The modern and cozy self-study area of the new Aurum building of the University of Turku.

6. Because a Peaceful and Quiet Life is Possible

Anyone who has lived in the Nordics can tell you that daily life there is typically focused on living a peaceful life and minding one’s own business. This aspect is largely a product of culture and may not be viewed favorably by all people. After all, many cultures are proud of their boisterous culture and have large families that continue to live together in the same house or neighborhood. Life in Finland, on the other hand, tends to be quieter, with people appreciating their personal space, avoiding pointless conversations, and often spending weekends at a summer cottage to escape the city.

7. Because of Convenient and Quick Commuting Times

Wouldn't it be amazing to get at work and still have some energy left for the following eight hours? The city life nearly always requires a gruelling commute, whether it's spending an hour in the metro to reach work or being stuck in a stubborn, bumper to bumper traffic jam. Another issue you can wave goodbye to in Finland is long commutes. Depending on where you live in Finland, the commutes are generally faster and shorter.

For instance, in Turku, practically everything you require is located within a 2 to 5 km radius, making it quite easy to navigate around the city by walking, biking, using e-scooters, or using the bus. In addition to having a lot of options for a short distance, depending on the season, you can combine bike and public transportation with ease.

8. Because Social Security is Well Established

The importance of a country's welfare system cannot be understated. Finland's social security system is widely admired for being both comprehensive and universal. Housing benefits, student benefits, unemployment benefits, and numerous other benefits are all included in the benefits. What this really means for an individual is that they may rely on the government for help when they most need it. Knowing that you are not alone or abandoned when you face difficult circumstances, we believe, contributes significantly to people's wellbeing in Finland. Of course, in order to maintain such a comprehensive social security system, Finland has a high tax rate and uses a taxing method known as progressive taxation. However, the majority of people do not resent the high taxing since they are satisfied with their quality of life.
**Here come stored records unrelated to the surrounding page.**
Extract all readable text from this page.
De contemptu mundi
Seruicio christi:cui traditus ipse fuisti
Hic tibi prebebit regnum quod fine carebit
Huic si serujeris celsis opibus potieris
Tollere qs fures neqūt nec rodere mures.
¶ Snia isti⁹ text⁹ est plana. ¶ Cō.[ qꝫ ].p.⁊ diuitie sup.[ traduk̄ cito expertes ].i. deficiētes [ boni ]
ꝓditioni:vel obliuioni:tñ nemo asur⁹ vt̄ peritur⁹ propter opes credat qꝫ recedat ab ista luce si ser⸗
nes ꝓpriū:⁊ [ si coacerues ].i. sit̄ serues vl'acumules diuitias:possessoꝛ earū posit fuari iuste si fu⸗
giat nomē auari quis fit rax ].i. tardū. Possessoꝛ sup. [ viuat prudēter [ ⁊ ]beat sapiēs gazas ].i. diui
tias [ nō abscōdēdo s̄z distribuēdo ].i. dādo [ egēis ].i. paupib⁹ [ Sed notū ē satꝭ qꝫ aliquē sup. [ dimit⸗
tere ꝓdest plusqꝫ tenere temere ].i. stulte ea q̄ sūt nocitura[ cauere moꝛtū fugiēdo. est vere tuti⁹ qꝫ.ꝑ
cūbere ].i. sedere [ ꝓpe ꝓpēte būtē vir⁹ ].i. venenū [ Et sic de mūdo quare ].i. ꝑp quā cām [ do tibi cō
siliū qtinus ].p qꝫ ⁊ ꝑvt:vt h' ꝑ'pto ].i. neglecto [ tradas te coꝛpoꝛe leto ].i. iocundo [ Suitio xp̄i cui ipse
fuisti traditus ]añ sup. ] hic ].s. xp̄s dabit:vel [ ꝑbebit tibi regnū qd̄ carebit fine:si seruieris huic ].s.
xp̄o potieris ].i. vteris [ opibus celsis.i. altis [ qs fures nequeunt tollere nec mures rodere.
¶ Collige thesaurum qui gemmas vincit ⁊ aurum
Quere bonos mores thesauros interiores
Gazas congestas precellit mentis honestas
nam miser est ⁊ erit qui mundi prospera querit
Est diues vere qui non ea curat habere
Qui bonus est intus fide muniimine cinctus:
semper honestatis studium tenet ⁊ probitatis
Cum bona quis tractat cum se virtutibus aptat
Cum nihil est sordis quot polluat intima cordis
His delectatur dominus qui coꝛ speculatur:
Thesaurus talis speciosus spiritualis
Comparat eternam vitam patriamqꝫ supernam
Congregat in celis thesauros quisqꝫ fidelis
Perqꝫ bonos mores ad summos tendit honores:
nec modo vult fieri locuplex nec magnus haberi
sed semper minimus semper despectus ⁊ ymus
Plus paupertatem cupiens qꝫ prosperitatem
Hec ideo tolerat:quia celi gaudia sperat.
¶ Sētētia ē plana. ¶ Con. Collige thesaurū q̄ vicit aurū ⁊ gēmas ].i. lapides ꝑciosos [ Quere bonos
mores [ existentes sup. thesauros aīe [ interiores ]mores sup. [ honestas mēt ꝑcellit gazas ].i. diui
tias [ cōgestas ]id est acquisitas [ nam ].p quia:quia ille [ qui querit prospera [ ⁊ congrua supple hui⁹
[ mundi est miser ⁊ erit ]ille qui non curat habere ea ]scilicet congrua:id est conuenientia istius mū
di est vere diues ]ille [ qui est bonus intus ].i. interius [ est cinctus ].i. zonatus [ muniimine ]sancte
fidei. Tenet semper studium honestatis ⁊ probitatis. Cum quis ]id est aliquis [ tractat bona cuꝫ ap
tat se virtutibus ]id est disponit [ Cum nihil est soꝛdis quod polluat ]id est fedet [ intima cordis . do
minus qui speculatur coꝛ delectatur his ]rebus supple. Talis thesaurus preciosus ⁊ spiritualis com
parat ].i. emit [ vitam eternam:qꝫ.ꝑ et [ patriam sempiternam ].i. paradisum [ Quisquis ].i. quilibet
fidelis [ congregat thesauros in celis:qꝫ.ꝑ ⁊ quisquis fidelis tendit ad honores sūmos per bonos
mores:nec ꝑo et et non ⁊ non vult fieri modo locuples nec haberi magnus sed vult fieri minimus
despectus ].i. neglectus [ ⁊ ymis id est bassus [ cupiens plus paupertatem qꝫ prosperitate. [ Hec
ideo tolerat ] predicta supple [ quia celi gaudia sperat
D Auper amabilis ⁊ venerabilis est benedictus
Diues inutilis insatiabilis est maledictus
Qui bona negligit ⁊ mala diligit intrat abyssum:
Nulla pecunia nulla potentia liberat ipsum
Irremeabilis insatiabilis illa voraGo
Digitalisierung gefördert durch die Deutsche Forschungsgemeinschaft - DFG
9. Because it's the Happiest Country in the World

No place on earth is perfect, but Finland comes very close. And while you shouldn't take our word for it, coming in first place for the fifth consecutive year on the World Happiness Report is no joke! Even if you might not decide to go for Finland based on what a report says, it does show the general sense of wellbeing in the community.

The rankings in the report show how content people are with their lives and if they think their society is functional. It would also make sense for countries with lower ranks to use higher ranking countries as exemplary models to strive towards. However, despite Finland's excellent ranking in the World Happiness Report, the country comes in near-bottom in a recent study of international expats. In Finland, expats reported having trouble finding employment, overcoming language barriers, and having a tough time making local friends.

10. Because You May Find Your Future Spouse

Who knows, maybe your special someone is just a flight (or two) away in Finland. After all, this is where we met. We both moved to Finland in the same year (2018) and to the same place to attend the University of Turku, which we can either call chance or fate. Before we fell in love, our friendship grew stronger as a result of our shared love for volunteering, creating content, and being active international students. While your reason for moving to Finland might likely be something else, there is always a chance that you’ll find love along the way, and before you know it, you’ve found a new place to call home.

We hope the reasons we've listed above help you better understand what to expect if you move to Finland. And while Finland may seem like a wonderful country, you should always conduct your own research to make sure that it is the right country for you.